Saturday, January 2, 2010

It's Them Damn' Pitchers

The final issue of “Newsweek” every year has been a double issue. I’ve always looked forward to it—because it has always had a large section at the back of the book that is filled with best editorial cartoons of that year.
I set this year’s issue aside until I had a nice relaxed day to open it and peruse the cartoons. This year, there was a single page with a grand total of six editorial cartoons. Why?
I fell in love with editorial cartooning back in the late 1940s when I whiled away summer days in the stacks of the Grand Rapids Public Library. Over the years I came upon all sorts of fascinating things—Civil War diaries, official evaluations on the effectiveness of American Strategic bombing during World War II (which, obviously, no one in the Pentagon had read by the 1960s), but my greatest delight came in reading the editorial cartoonists.
My immediate favorite was David Lowe of the “London Times”. He skewed the rising Nazis, British policy before the war, and American foolishness throughout it all with delicious ease. He helped form my historical images of Stalin, Hitler, Colonel Blimp and the American Congress as no one else ever has.

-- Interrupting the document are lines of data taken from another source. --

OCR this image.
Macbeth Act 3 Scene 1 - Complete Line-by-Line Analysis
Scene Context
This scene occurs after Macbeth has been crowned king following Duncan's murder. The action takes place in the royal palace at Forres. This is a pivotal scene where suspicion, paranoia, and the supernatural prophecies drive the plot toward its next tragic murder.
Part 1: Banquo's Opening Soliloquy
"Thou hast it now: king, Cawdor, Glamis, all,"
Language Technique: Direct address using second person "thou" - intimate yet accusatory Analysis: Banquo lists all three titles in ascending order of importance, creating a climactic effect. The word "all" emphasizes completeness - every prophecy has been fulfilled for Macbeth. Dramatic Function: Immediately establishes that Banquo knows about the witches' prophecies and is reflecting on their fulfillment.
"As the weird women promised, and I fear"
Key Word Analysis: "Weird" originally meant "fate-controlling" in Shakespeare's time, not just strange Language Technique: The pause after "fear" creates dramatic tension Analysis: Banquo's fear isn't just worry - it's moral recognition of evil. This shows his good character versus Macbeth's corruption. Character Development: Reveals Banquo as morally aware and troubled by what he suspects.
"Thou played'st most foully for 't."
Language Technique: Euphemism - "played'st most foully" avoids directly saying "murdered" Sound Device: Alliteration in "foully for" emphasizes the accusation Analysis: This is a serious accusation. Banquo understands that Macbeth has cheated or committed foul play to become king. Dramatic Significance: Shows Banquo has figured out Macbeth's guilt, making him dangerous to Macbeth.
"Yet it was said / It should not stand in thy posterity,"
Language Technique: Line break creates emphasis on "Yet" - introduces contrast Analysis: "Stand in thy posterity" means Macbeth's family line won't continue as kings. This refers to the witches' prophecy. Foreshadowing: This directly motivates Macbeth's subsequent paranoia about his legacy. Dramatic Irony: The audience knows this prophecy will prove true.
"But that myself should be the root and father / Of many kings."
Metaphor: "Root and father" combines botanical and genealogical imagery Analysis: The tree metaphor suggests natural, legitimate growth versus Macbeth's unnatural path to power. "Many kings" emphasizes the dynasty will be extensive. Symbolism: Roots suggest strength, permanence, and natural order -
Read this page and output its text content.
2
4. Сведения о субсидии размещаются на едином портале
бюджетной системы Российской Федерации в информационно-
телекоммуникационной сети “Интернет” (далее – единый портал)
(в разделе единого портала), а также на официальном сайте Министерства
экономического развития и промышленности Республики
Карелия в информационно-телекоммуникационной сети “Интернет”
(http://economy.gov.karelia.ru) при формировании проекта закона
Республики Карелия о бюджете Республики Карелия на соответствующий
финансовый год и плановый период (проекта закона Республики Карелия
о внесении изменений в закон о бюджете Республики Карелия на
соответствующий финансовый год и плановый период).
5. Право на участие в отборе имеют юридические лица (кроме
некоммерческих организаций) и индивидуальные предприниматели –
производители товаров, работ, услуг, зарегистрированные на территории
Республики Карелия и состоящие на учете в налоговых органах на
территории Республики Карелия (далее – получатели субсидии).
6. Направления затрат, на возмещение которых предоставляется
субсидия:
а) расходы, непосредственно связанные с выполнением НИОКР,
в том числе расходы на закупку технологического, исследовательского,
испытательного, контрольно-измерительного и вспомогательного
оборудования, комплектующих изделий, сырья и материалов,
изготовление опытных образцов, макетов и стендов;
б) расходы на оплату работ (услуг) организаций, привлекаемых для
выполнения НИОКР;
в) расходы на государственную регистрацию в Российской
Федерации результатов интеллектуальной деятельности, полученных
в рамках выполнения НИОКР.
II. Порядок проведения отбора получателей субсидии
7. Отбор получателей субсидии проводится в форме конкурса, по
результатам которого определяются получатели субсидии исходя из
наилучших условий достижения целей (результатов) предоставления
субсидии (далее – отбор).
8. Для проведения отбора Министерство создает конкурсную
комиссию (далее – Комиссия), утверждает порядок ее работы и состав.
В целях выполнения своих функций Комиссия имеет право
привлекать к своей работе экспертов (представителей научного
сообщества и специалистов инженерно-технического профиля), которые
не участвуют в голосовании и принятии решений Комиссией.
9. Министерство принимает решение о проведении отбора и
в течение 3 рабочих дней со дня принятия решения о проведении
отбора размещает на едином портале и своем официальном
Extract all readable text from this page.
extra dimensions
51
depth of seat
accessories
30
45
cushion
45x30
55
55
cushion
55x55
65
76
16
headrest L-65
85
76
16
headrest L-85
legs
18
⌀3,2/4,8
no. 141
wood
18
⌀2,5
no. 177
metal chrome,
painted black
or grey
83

My second favorite was, immediately, the young corporal William Mauldin’s “Willie and Joe” cartoons of World War II. (I got my hands on a memorial edition last year—they’re just as good now as they were then.) Willie and Joe shambling past a bombed French farm house with the housewife glaring at them, “Don’t blame us, lady.”
(To my mind, Mauldin was never as good when he went on to draw civilian cartoons for the St. Louis “Post-Dispatch” after the war, second Pulitzer Prize or no. I gather Charles Schulz’s “Snoopy” agrees with me.)
There were more modern cartoonists that I thoroughly enjoyed—internationally syndicated cartoonist Patrick Oliphant created a little penguin, Punk, to stand at the bottom of his cartoons and make wonderfully sarcastic comments. (Did Punk share Oliphant’s Pulitzer?)
The “Washington Post’s” Herblock did perfectly dreadful—and deserved—things to people like Joe McCarthy and Nixon. He drew from 1929 to 2001, pulling down three Pulitzer prizes, probably deserving more. Want a fast overview of Twentieth Century American history? You couldn’t do better than scan an anthology of Herblock’s cartoons.
I could go on. Did anyone ever do a better job at political satire than Walt Kelly’s “Pogo”? Every example of human behavior—and foibles—is represented in at least one of his animal characters. V.T. Hamlin created the wonderfully satiric “Alley Oop” in 1932, threw in a time machine the year I was born and went on poking holes in social pretenses for decades.
So I’ve always enjoyed looking at “Newsweek’s” annual review of what editorial cartoonists are saying now. They denied me that pleasure this year. I’m not happy. They substituted the review with printed interviews with Hillary and Henry Kissinger, Hamid Karzai, Geithner, Bill Clinton and Jeff Bezos. I got half-way through them and realized I was bored to tears (I don’t trust was Karzai SAYS; I want to hear what he DOES. Capice?)
News is going away—not just in “Newsweek”. So is pungent commentary, as it has been so vividly illustrated for the past century or more on editorial pages by brilliant cartoonists.
Perhaps the highest accolade given to an American political cartoonist came in 1876 when Spanish police recognized fugitive political Boss Tweed from a Thomas Nast cartoon in “Harper’s Weekly”. The man had stolen around five billion (in modern dollars), he’d escaped prison, but an editorial cartoon finally brought him down.
As Tweed put it, “It was them damn’ pitchers”. Apparently the editor of “Newsweek” felt the same way about them.